Ante el ataque del ELN, Duque hizo intervenciones claras y contundentes. La seguridad se convirtió en el tema bandera que, hasta ahora, no tenía su gobierno.

Lo mismo ocurrió con la crisis del país vecino. Duque ha sido uno de los políticos más comprometidos con una actitud firme frente a la deriva autoritaria de Nicolás Maduro. Desde la campaña a la presidencia anunció que lo demandaría ante la Corte Penal Internacional y desde el 7 de agosto ha fortalecido su discurso. Siempre se refiere a Maduro como un dictador, cosa que no hace con otros mandatarios autoritarios del mundo, y además insistió en no mandar un embajador a Caracas, sino en mantener las relaciones en el nivel de un encargado de negocios como señal de rechazo al autoritarismo del Gobierno.

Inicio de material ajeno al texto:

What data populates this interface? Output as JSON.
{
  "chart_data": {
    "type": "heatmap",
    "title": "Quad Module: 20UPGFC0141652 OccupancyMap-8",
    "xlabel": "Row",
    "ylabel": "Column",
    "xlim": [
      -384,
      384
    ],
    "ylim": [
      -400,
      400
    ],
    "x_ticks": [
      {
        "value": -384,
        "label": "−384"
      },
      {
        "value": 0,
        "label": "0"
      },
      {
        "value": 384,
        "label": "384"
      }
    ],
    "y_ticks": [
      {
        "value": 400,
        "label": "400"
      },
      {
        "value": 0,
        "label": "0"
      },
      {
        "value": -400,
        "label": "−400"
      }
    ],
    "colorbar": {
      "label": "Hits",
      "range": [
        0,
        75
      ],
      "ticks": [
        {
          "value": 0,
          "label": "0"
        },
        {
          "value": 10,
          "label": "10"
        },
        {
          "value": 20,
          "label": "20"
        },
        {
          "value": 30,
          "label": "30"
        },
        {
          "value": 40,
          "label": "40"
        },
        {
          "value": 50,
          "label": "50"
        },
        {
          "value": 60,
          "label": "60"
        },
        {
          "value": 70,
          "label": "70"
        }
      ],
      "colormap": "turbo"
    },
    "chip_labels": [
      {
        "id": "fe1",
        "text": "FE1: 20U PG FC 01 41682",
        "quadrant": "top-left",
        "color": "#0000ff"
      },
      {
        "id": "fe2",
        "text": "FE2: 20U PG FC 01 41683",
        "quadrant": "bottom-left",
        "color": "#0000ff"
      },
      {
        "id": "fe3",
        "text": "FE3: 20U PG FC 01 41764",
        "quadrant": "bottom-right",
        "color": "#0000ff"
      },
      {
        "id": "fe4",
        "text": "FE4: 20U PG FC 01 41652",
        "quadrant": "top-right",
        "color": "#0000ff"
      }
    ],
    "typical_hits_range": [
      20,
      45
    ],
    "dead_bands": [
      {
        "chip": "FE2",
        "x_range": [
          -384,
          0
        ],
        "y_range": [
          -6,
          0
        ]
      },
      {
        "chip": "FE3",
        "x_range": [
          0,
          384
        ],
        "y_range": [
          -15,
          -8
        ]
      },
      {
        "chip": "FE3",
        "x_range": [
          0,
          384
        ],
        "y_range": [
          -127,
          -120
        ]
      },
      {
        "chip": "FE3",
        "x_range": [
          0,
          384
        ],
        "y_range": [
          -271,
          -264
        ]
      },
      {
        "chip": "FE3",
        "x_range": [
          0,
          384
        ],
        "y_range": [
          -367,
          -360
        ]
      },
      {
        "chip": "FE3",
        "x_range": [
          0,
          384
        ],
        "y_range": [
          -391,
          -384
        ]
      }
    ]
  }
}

La actitud dura hacia Venezuela no se ha limitado al presidente. El embajador en Estados Unidos, Francisco Santos, después de presentarle credenciales diplomáticas a Donald Trump, llegó a insinuar que Colombia apoyaría una intervención militar foránea contra Nicolás Maduro. Estas actitudes recibieron críticas incluso en el seno del Gobierno. Pero más allá de que pudieron ser precipitadas y exageradas, tuvieron algún grado de reivindicación la semana pasada. La comunidad internacional se dividió en torno a la autoproclamación de Guaidó, pero la gran mayoría de los países más cercanos a Colombia se alinearon en la fila de quienes quieren la salida de Maduro. Trump se anticipó a reconocer a Guaidó como presidente y varios países siguieron un camino semejante -mientras Maduro respondía con la ruptura de lazos diplomáticos con Washington-. Desde Davos, donde participaba en el Foro Económico Mundial, el presidente Duque junto con su colega de Brasil Jair Bolsonaro, la vicepresidenta del Perú Mercedes Araoz, y la canciller canadiense Chrystia Freeland, también reconocieron la presidencia de Guaidó.

Duque lideró la marcha de rechazo al atentado del ELN. Y en Davos, Suiza, con Jair Bolsonaro a su lado, estuvo al frente de las gestiones contra Maduro en Venezuela. Con ambos temas llenó el vacío que había, hasta ahora, en cuanto a un discurso concreto del Gobierno.

Las dos noticias de enero, el rompimiento con el ELN y la proclamación de Guaidó en Venezuela, tienen vasos comunicantes que van más allá del hecho de que ambos tienden a polarizar las posiciones de izquierda y derecha. Ese grupo guerrillero tiene presencia en el vecino país. Pablito y el frente Domingo Laín han utilizado la frontera para eludir la acción de la justicia y de las Fuerzas Armadas colombianas. Miembros de la cúpula elena se han refugiado en Venezuela, país que ha desempeñado un papel de alto perfil en el proceso de paz colombiano. La dureza de Iván Duque con el ELN y con Maduro son dos caras de una misma moneda.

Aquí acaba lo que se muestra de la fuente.